We rijden over de Bundesautobahn richting de Oostenrijkse Alpen. De familie Poell, samengepropt in een oranje Volkswagen Kever. Mijn vader zit achter het stuur. Hij zwijgt en rookt halfzware Drum. Mijn moeder knikkebolt en veegt het zweet van haar voorhoofd. Mijn zus en ik ruziën op de achterbank over de vraag wie de meeste beenruimte in beslag neemt. ‘Auw, blijf van me af.’ We blijven steggelen, net zo lang tot mijn vaders arm naar achteren wappert. Het teken dat we ons per direct gedeisd moeten houden.
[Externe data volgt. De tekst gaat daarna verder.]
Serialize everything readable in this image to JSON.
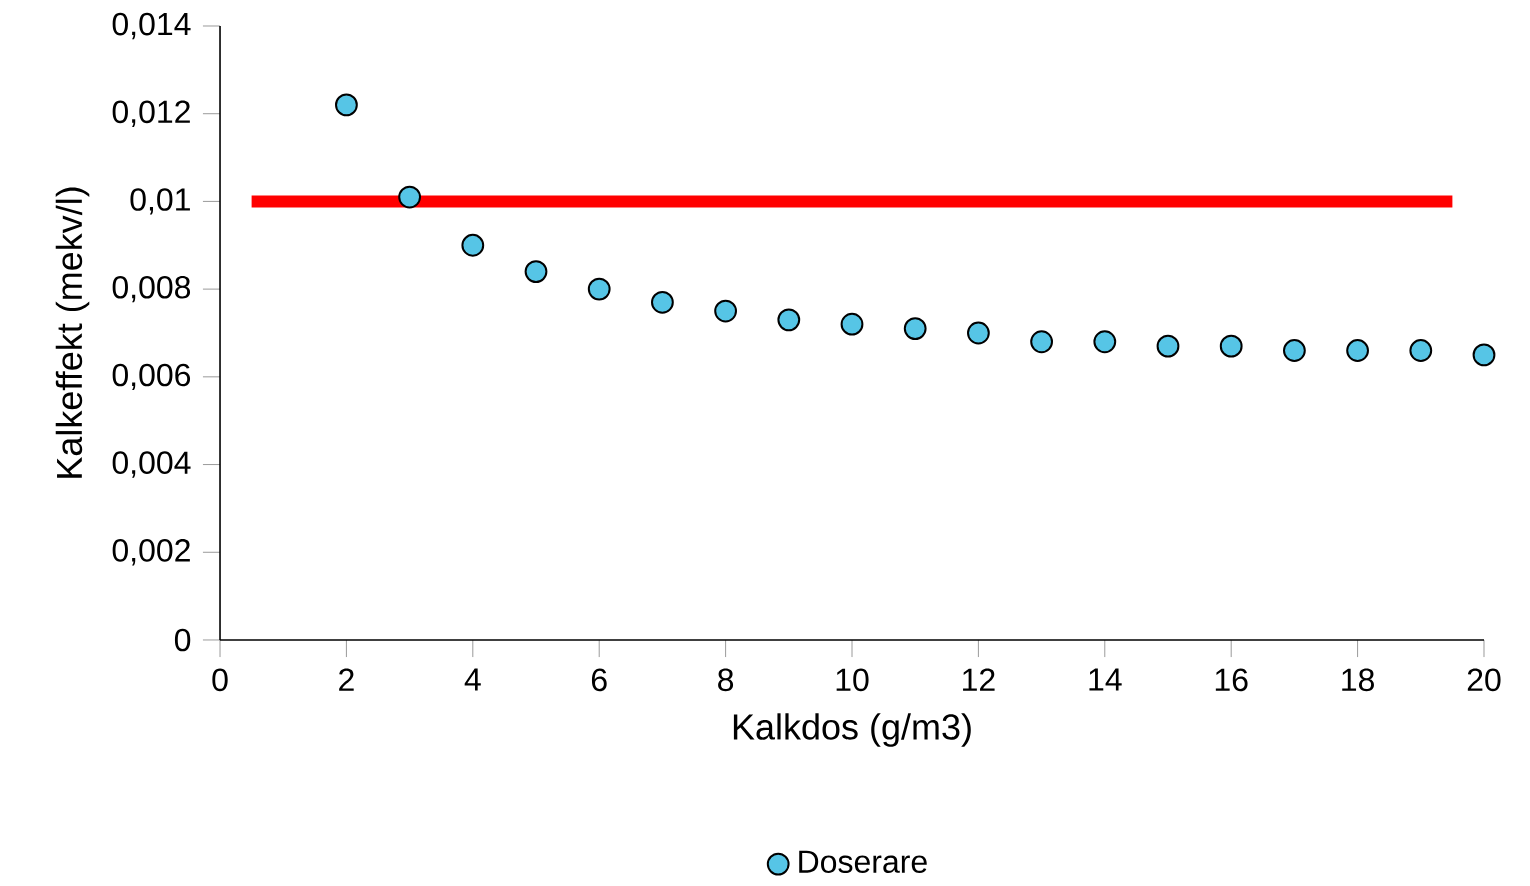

We hebben nog dik zeven uur te gaan. Mijn moeder knikkebolt nog steeds. Ik tel de hectometerpaaltjes. Mijn vader rolt nog maar eens een shaggie.
Voor ons stijgt de hitte op van het asfalt. De zon heeft onze Kever in een rijdende magnetron veranderd. We puffen en we zuchten. Maar omdat we nog nooit van airco hebben gehoord, vragen we ook niet om verkoeling. Mijn vader is streng, maar heeft gelijk. Kalmte is het enige wat ons hier doorheen kan slepen. ‘Hoe lang nog?’ ‘Nog 6 uur en 50 minuten.’ ‘Dat meen je niet. Zijn we pas tien minuten verder?’ Wanneer we stoppen? Nu nog niet. Pa wil nog even doortrekken. Over een uurtje mogen we onze benen even uit de kreukels halen en frisse lucht ademen. En zo halen we, hortend en stotend, onze eindbestemming. In Oostenrijk begint de vakantie. Ik geniet met volle teugen en probeer de gedachte aan de terugreis zo lang mogelijk uit te stellen.
Anno 2017 is de Volkswagen Kever weer terug in het straatbeeld. Als stadsautootje welteverstaan. Met airco. Hip, stoer en schattig. Het zal wel. Als ik er eentje zie rijden, breekt het zweet me uit.